New applications aside, even hospitals (where UVC has been used for years) can benefit. Globally, each year over 700,000 patients – equating to one in every 25 patients – suffer from an infection while hospitalised, leading to 75,000 deaths. UVC technology could be embedded in medical implements like stethoscopes and scalpels, which could be sterilised in seconds.

UVC LEDs hold the potential to bring the sterilising power of UVC to a mass market and could have big implications for public health.

The thermal challenge

The technology is still in its infancy, and among other challenges one barrier is the thermal management of the UVC LEDs. Like any electronic component, LEDs are sensitive to heat.

UVC LEDs have a particularly low external quantum efficiency (EQE) – they only convert about 5% of the power input into light. The remaining 95% of the power is converted to heat which must be quickly removed to keep the LED junction below its maximum operating temperature. Failure to keep the LED die cool will at best shorten its life, and at worse cause it to fail catastrophically.

As UVC LEDs become more powerful (the latest is 75mW) manufacturers need to look at new ways to address this challenge. The question remains how to deal with the high thermal demands of UV LEDs while ensuring that components remain cost effective, durable, machinable and resistant to wear from the UV light source itself.
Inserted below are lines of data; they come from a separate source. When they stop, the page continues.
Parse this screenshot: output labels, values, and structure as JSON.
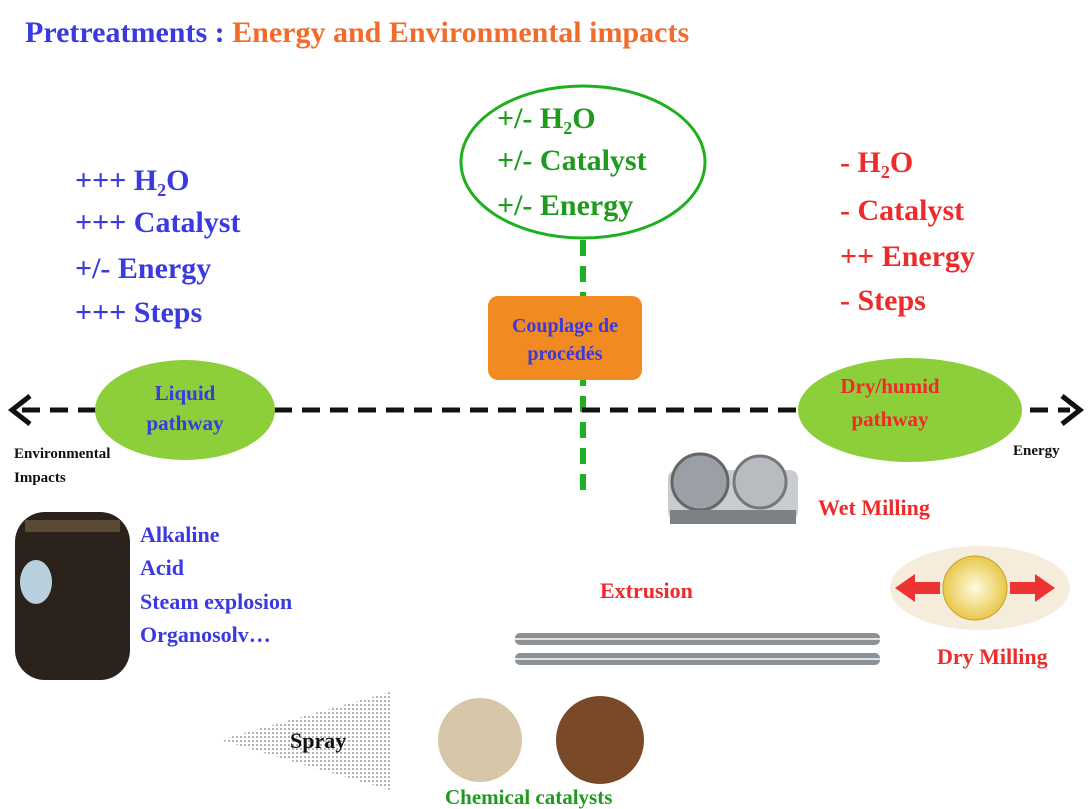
{
  "header": {
    "title_part1": "Pretreatments :",
    "title_part2": "Energy and Environmental impacts"
  },
  "left_list": [
    "+++ H₂O",
    "+++ Catalyst",
    "+/- Energy",
    "+++ Steps"
  ],
  "center_list": [
    "+/- H₂O",
    "+/- Catalyst",
    "+/- Energy"
  ],
  "right_list": [
    "- H₂O",
    "- Catalyst",
    "++ Energy",
    "- Steps"
  ],
  "coupling_box": [
    "Couplage de",
    "procédés"
  ],
  "liquid_pathway": [
    "Liquid",
    "pathway"
  ],
  "dry_pathway": [
    "Dry/humid",
    "pathway"
  ],
  "axis": {
    "left_label": [
      "Environmental",
      "Impacts"
    ],
    "right_label": "Energy"
  },
  "liquid_methods": [
    "Alkaline",
    "Acid",
    "Steam explosion",
    "Organosolv…"
  ],
  "wet_milling": "Wet Milling",
  "extrusion": "Extrusion",
  "dry_milling": "Dry Milling",
  "spray": "Spray",
  "chemical_catalysts": "Chemical catalysts"
}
As UV LEDs are too small to radiate significant amounts of heat from their surface the only way it can escape effectively is through the back of the LED. Heat must be conducted from the LED chip, through the module PCB, before reaching the heatsink which releases it out to the atmosphere.

Heat is a PCB issue too

The PCB on which the LED is mounted must have a high thermal conductivity, which for a visible light LED would usually be a metal-clad PCB (MCPCB). However, these are not suited to UVC applications. MCPCBs are manufactured from a sheet of metal (usually aluminium or copper) with the copper circuit layer attached with a dielectric layer of thermally conductive, but electrically insulating, epoxy.

MCPCBs based on epoxy dielectrics are useful in visible light applications but UV (and in particular UVC) degrades organic substances such as epoxy, significantly reducing the lifespan of MCPCBs used in UV applications. The only viable alternative is to use electronics-grade ceramics.
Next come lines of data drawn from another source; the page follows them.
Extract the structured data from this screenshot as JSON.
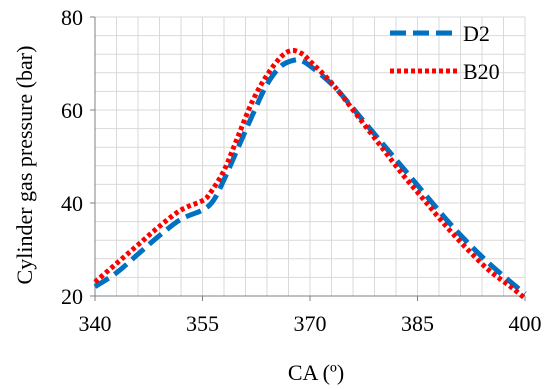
{
  "chart_data": {
    "type": "line",
    "title": "",
    "xlabel": "CA (º)",
    "ylabel": "Cylinder  gas pressure (bar)",
    "xlim": [
      340,
      400
    ],
    "ylim": [
      20,
      80
    ],
    "x_ticks": [
      "340",
      "355",
      "370",
      "385",
      "400"
    ],
    "y_ticks": [
      "20",
      "40",
      "60",
      "80"
    ],
    "grid": true,
    "legend_position": "top-right",
    "series": [
      {
        "name": "D2",
        "color": "#0070C0",
        "style": "dashed",
        "x": [
          340,
          343,
          346,
          349,
          352,
          355,
          356.5,
          358,
          360,
          362,
          364,
          366,
          368,
          369,
          370,
          372,
          374,
          377,
          380,
          383,
          386,
          389,
          392,
          395,
          398,
          400
        ],
        "y": [
          22,
          25,
          29,
          33,
          36.5,
          38.5,
          40.5,
          45,
          52,
          59,
          65.5,
          69.5,
          70.8,
          70.5,
          69.5,
          67,
          64,
          58.5,
          53,
          47.5,
          42,
          36.5,
          31.5,
          27,
          23,
          20.5
        ]
      },
      {
        "name": "B20",
        "color": "#FF0000",
        "style": "dotted",
        "x": [
          340,
          343,
          346,
          349,
          352,
          355,
          356,
          358,
          360,
          362,
          364,
          366,
          367.5,
          369,
          370,
          372,
          374,
          377,
          380,
          383,
          386,
          389,
          392,
          395,
          398,
          400
        ],
        "y": [
          23,
          27,
          31,
          35,
          38.5,
          40.5,
          42,
          47,
          54.5,
          62,
          67.5,
          71.5,
          72.8,
          72,
          70.5,
          67.5,
          64,
          58,
          52,
          46,
          40.5,
          35,
          30,
          25.5,
          22,
          19.5
        ]
      }
    ]
  }
}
Of these, aluminium nitride (AIN) features excellent thermal conductivity (140W/mK-170W/mK), but it is also expensive. Aluminium oxide (Al2O3) is a more cost-effective alternative but doesn’t offer the thermal conductivity needed for UV LEDs (20W/mK-30W/mK). Both are brittle and can damage easily, which means they cannot easily be screw-mounted and are not suitable for more rugged applications.

The alternative is nano-ceramic with a sputtered circuit layer. This provides a more‑than‑adequate thermal conductivity of 150W/mK, well within the thermal range required.
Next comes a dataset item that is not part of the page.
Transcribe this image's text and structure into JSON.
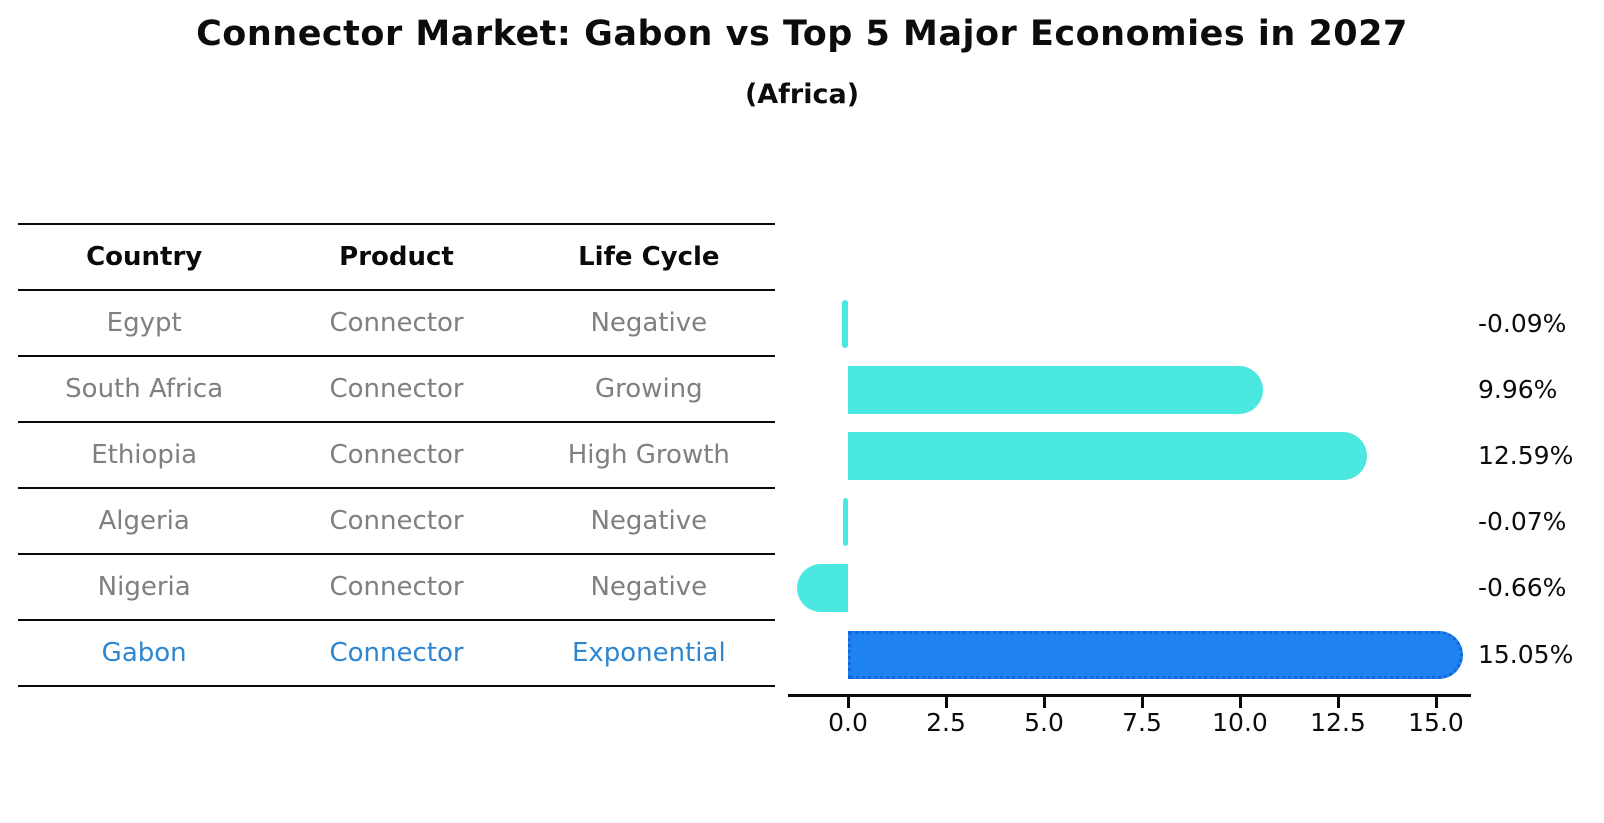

Using a patented electro-chemical oxidation (ECO) process, Cambridge Nanotherm used this approach to transform the surface of an aluminium board into an incredibly thin layer of alumina (Al2O3) ceramic measuring just tens of microns thick.

This layer acts as the dielectric between the circuit above and the aluminium below. As the layer produced by the ECO process is extraordinarily thin, heat can easily pass through, giving the substrate its exceptional thermal conductivity.

Thin-film processing, or sputtering, follows the ECO process, which directly attaches the copper circuit layer to the nano-ceramic dielectric to further improve the thermal efficiency of the stack. At no stage is organic epoxy used, so there is nothing for UV to degrade.

This whole approach creates an MCPCB with a thermal performance that rivals aluminium nitride (AlN) but without any of the problems associated with poor manufacturability or brittleness.

UVC sterilisation and disinfection enabled by LEDs is a technology that can have a genuinely transformative effect. But for analysts’ projections to become reality manufacturers and designers will need to ensure they can overcome the thermal challenges UV LEDs present.